Its population growth has created an unprecedented demand for commercial and residential properties,” he said. The corridor also included an education hub comprising colleges and universities such as Kolej Universiti Islam Selangor, Universiti Putra Malaysia and Universiti Kebangsaan Malaysia, Ng added.
United Malayan Bhd group managing director Dennis Ng says population growth in Kuala Lumpur’s southern corridor has created an unprecedented demand for commercial and residential properties.
Mode of transportation
Highways and upcoming public transport such as the mass rapid transit (MRT) and the Kuala Lumpur-Singapore high-speed rail (HSR) networks are other advantages for Greater Kuala Lumpur hotspots, which will appreciate in value in the future.
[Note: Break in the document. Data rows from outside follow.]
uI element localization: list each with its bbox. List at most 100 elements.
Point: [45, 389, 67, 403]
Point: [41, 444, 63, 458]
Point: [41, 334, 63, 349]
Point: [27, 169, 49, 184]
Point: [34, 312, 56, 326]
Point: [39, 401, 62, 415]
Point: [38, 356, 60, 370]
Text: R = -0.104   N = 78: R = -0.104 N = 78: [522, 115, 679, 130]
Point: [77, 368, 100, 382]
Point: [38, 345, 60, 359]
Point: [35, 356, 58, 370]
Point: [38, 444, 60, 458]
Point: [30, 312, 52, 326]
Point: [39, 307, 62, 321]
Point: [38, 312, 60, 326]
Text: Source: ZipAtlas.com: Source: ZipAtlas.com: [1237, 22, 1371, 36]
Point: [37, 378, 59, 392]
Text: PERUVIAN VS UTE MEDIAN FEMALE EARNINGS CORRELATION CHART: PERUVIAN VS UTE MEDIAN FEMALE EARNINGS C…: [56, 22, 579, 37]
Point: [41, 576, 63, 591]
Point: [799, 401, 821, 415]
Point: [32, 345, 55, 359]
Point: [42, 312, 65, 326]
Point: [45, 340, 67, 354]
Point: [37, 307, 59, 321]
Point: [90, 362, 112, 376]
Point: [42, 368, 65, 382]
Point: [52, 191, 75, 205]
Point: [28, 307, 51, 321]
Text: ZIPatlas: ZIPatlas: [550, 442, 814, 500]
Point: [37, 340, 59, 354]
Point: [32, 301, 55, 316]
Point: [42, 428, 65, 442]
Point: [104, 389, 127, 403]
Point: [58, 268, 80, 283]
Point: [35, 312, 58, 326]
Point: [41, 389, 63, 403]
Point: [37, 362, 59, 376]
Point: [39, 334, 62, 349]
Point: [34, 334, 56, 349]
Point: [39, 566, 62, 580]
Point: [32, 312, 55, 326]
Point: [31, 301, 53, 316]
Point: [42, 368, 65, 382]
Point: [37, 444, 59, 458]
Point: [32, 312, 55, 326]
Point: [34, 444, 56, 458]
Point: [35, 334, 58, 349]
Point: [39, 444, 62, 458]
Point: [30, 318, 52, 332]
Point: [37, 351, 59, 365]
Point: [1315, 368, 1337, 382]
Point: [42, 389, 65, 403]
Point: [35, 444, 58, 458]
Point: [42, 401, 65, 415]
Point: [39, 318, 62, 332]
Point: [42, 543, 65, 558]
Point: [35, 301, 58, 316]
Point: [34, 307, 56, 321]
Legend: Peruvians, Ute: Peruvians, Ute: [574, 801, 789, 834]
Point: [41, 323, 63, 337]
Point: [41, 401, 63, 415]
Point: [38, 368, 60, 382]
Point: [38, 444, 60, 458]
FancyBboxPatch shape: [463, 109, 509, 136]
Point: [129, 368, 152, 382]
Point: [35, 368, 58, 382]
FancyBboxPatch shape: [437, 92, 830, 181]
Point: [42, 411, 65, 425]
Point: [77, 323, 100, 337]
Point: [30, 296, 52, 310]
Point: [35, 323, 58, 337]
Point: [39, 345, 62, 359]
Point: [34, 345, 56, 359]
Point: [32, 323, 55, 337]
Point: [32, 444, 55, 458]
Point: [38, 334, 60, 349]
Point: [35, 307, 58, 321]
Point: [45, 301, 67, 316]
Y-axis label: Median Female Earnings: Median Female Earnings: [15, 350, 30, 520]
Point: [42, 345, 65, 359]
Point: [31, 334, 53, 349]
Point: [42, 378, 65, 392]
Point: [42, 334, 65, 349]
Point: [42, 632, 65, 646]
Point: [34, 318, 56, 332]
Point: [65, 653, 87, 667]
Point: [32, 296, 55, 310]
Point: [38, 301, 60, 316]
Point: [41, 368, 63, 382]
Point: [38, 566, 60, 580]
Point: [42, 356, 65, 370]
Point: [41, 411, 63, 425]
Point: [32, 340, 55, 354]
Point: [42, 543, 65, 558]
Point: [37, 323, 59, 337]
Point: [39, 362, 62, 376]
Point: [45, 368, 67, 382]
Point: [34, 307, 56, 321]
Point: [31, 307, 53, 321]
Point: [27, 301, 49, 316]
The highways include North-South Expressway Central Link, North-South Expressway and Maju Expressway (MEX). MEX, which connects Kuala Lumpur City Centre and Putrajaya, will be extended to KLIA.
In a recent report, Wahid revealed the proposed extension of the West Coast Expressway to Pontian, Johor, passing through KLIA. Aziz said there was also speculation that the Sungai Buloh-Serdang-Putrajaya MRT Line would be extended to KLIA from Putrajaya.
The HSR, meanwhile, will consist of eight stations, namely Bandar Malaysia, Putrajaya, Seremban, Ayer Keroh, Muar, Batu Pahat, Iskandar Puteri and Singapore, and will be another main booster to property values in the southern region of Greater Kuala Lumpur.
The HSR link is expected to be operational in 2026. Khalil said a property within a kilometre from a train station was highly desirable and could generally command a five to 10 per cent premium in asking price.
Big boys are there
Top local developers with global footprints have made their mark on the hotspots, coming up with unique projects to attract buyers. These developers include Eco World Development Group Bhd (Eco Majestic and Eco Forest in Semenyih), SP Setia Bhd (Setia EcoHill in Semenyih), UMLand (Albury in Semenyih and Bandar Seri Putra in Bangi) and IOI Properties (Avista near Kota Warisan).
Others are Sime Darby Property (Serenia City near Kota Warisan), UEM Sunrise Bhd (Serene Hills in Bangi) and Mah Sing Group Bhd (Southville City in Bangi). Ng said the presence of many well-known developers in the southern corridor fitted nicely with what property buyers wanted. “Real demand will continue to be strong from property buyers who are looking for a place of their own or for investment purposes.
This is especially true for southern Greater Kuala Lumpur due to its geographical advantage,” he said. Despite the challenging market conditions, many developers were confident of delivering sustainable financial performance, supported by a solid track record, right market positioning as well as a healthy liquidity profile, Ng added.